My Mother went with blue, so we picked Sherwin Williams Sleepy Blue, and it's beautiful. We cut that with half white for the ceilings - painted the slanted sections to match the walls, and it really came out cozy and soothing, but cheery too. My Mother loves it. Since the place is so small, we painted every room the same. 

We only painted ONCE! :vs_laugh::vs_smirk:




Two Knots said:


> This reminded me of a couple of painting adventures...
> 
> I once painted my kitchen red... I painted it Five times before I was
> happy. I kept mixing my own colors. (it was nuts!) Too pink, too orange,
> ...


----------



## doortrouble (Feb 16, 2019)

This is an old thread but, for anyone concerned about colors...

She asked what to paint the walls. She said she has a maroon (red) sofa and a blue rug. The missing color is... yellow. Why? Because red/yellow/blue are the primary colors and because red/yellow/blue is one of the few triadic color schemes. She went with blue, which works because of the blue rug. She only needs to add yellows and reds in the rooms somehow. 

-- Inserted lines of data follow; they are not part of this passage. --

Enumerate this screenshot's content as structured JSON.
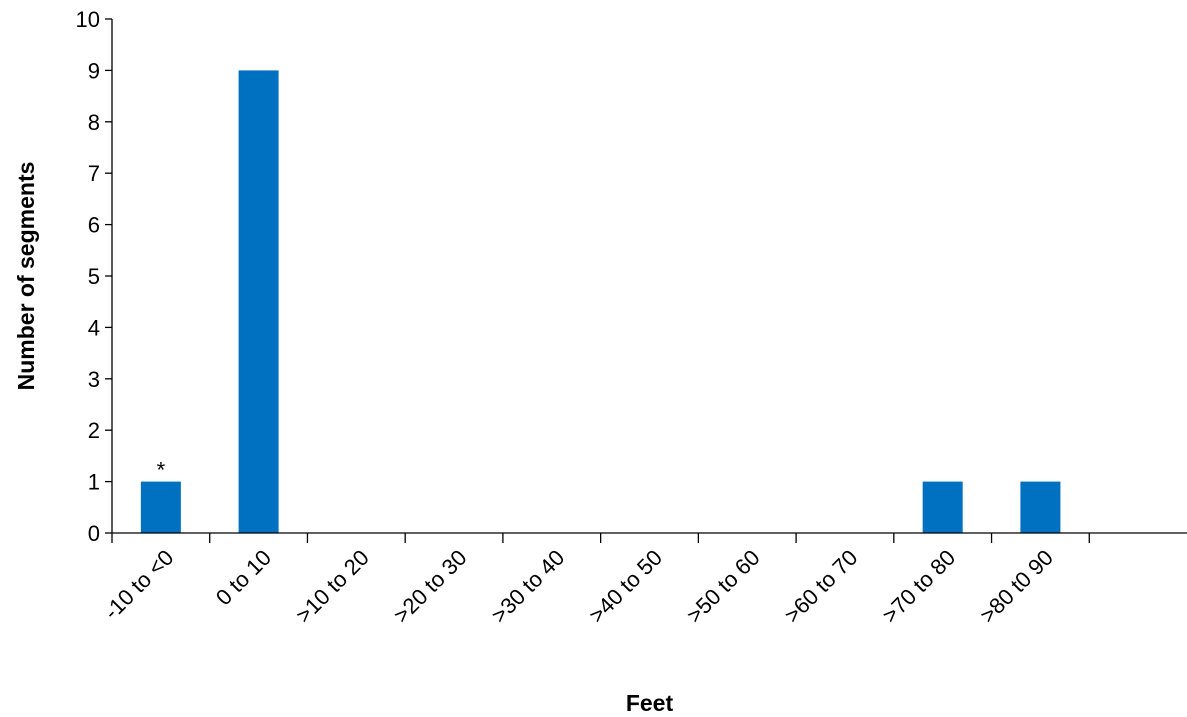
{
  "chart_data": {
    "type": "bar",
    "categories": [
      "-10 to <0",
      "0 to 10",
      ">10 to 20",
      ">20 to 30",
      ">30 to 40",
      ">40 to 50",
      ">50 to 60",
      ">60 to 70",
      ">70 to 80",
      ">80 t0 90"
    ],
    "values": [
      1,
      9,
      0,
      0,
      0,
      0,
      0,
      0,
      1,
      1
    ],
    "title": "",
    "xlabel": "Feet",
    "ylabel": "Number of segments",
    "ylim": [
      0,
      10
    ],
    "yticks": [
      "0",
      "1",
      "2",
      "3",
      "4",
      "5",
      "6",
      "7",
      "8",
      "9",
      "10"
    ],
    "bar_color": "#0070C0",
    "grid": false,
    "annotations": [
      {
        "category": "-10 to <0",
        "text": "*"
      }
    ]
  }
}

If you're ever wondering about color, anyone can do this. All you need is a $3 color chart, which you can pick up at any art store (or get it free online). If you're wondering about what colors match, the color that matches the one you like is directly opposite to it on the color chart. The other colors that match it can be found by making triangles, squares and rectangles on the same chart -all the colors on the ends of those triangles/squares/rectangles match. 

:smile:


----------



## jopadath (Feb 26, 2019)

It is so nice to view people doing such stuff for their parents!


----------



## Amanda37 (Aug 20, 2018)

I personally prefer creamy color and creamy eggshell white probably will enhance the beauties with some white grey rugs. Bedroom and bathroom should be considered same color to keep the natural looking and perfect matching.


----------



## duanef (May 9, 2019)

Look at the Ben Moore Historical colors ... the HC line. Very warm and nice.


----------